Par un mémoire en défense, enregistré le 27 octobre 2022, le préfet de Maine-et-Loire demande au tribunal de rejeter la requête de M. B.
Il soutient que :
- la demande de titre de séjour de M. B du 21 septembre 2021 a été explicitement rejetée par une décision du 3 mai 2022, postérieure à l'enregistrement de la requête ;
- les moyens soulevés par M. B ne sont pas fondés.
Le bénéfice de l'aide juridictionnelle a été refusé à M. B par une décision du 22 août 2022.

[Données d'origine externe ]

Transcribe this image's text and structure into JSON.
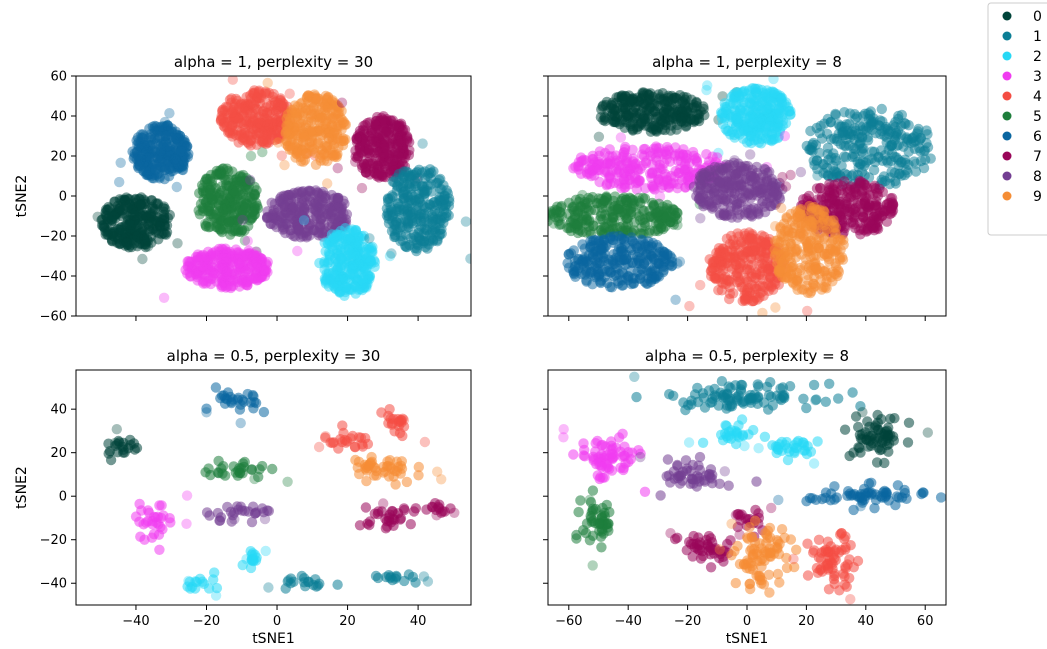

II.Par une requête enregistrée le 29 juin 2022 sous le n° 2208345, M. D, représenté par Me Dazin, demande au tribunal :
1°) d'annuler l'arrêté du 3 mai 2022 par lequel le préfet de Maine-et-Loire a refusé de lui délivrer un titre de séjour, lui a fait obligation de quitter le territoire français sans délai, a fixé le pays à destination duquel il pourra être reconduit d'office lorsque le délai sera expiré et lui a interdit le retour sur le territoire pour une durée de dix-huit mois ;
2°) d'enjoindre au préfet de Maine-et-Loire de procéder au réexamen de sa demande afin de faire droit à sa demande d'admission exceptionnelle au séjour, dans un délai d'un mois à compter de la notification du jugement à intervenir, sous astreinte de 100 euros par jour de retard ;
3°) de mettre à la charge de l'Etat la somme de 1 500 euros à verser à son avocate en application des articles L. 761-1 du code de justice administrative et 37 de la loi du 10 juillet 1991 sur l'aide juridique.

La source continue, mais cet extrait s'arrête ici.